By adapting the definition of cross-entropy from Information Theory to the neural network domain and interpreting it as a measure of error, the Cross-Entropy Loss is obtained:

$$\boxed{{\mathcal{L}}_{CE}=-\sum _j{y}_j\log (a_j)}$$

To intuitively motivate the superiority of the Cross-Entropy loss over Mean Squared Error (MSE), it’s useful to consider their fundamental differences. MSE is essentially a geometric ($L^2$) distance, which assumes to operate in a space where measuring an $L^2$ distance is meaningful. Its formula is:

$${\mathcal{L}}_{MSE}=\frac{1}{n}\sum _{j=1}^n(y_j-a_j{)}^2⟺\frac{1}{n}\Vert \mathbf{y}-\mathbf{a}{\Vert }_2^2$$

In contrast, ${\mathcal{L}}_{CE}$ measures the “distance” in terms of the bits of information between the desired outputs ($y_j$) and the actual outputs ($a_j$). This perspective is more consistent with the domain of neural networks, which are trained on data—that is, on information itself.

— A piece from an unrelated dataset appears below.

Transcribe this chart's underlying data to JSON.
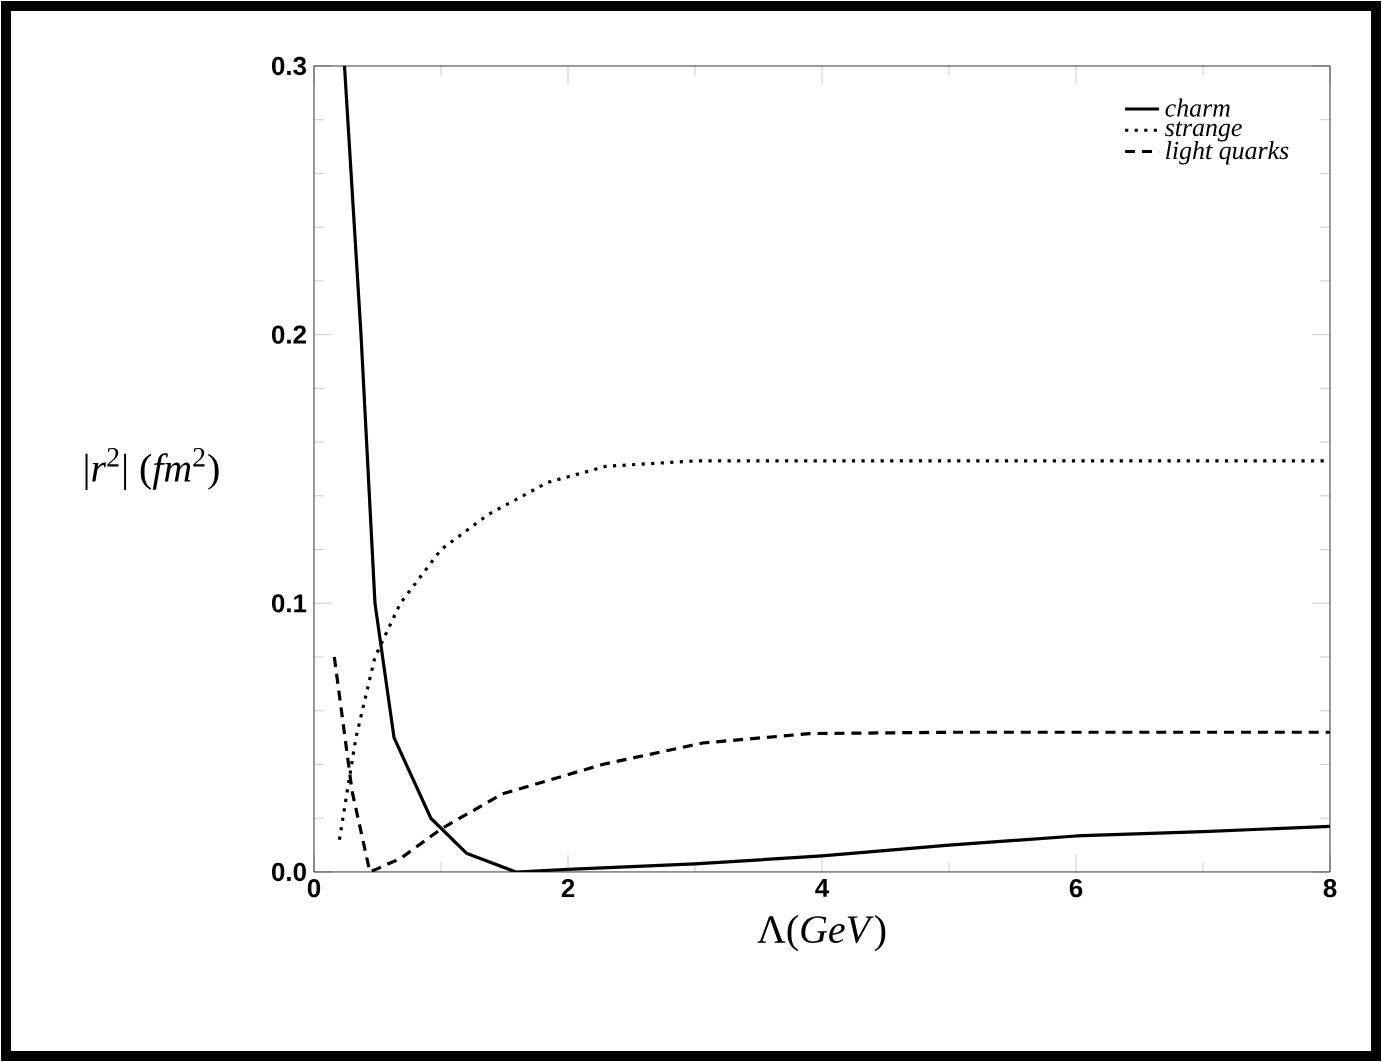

The Loss Function That Shaped Deep Learning

Empirically, it is observed that using ${\mathcal{L}}_{CE}$ helps neural networks converge much more effectively. This loss function was one of the key improvements that made Deep Learning practical, enabling networks to be trained faster by using a measure based on Shannon’s Information Theory in place of the $L^2$ distance.

${\mathcal{L}}_{CE}$ is a measure that approaches zero as the actual outputs become more similar to the desired outputs.

Cross-Entropy in Modern DL Frameworks

In Deep Learning frameworks like PyTorch, the general theoretical formula for Cross-Entropy (${\mathcal{L}}_{CE}$) is not typically implemented directly. Instead, specialized versions are provided. This is because the ${\mathcal{L}}_{CE}$ formula itself is a direct adaptation of Shannon’s cross-entropy, from Information Theory, to the context of neural networks. The implementations found within these frameworks are the practical, numerically stable specializations of that core concept.

When should cross-entropy be used instead of MSE?

Cross-entropy is almost always the best choice, provided that the output neurons are sigmoid neurons.

To understand why, keep in mind that during a network’s initialization phase, the weights and biases are typically assigned randomly. It’s possible for this initial choice to cause the model to be confidently wrong for some training inputs: for example, an output neuron might saturate near 1 when it should actually return $0$ (or vice-versa).

If the quadratic cost function (MSE) is being used in this scenario, learning will slow down significantly. Learning won’t stop entirely (because the network can still learn from other inputs), but the slowdown is nonetheless undesirable.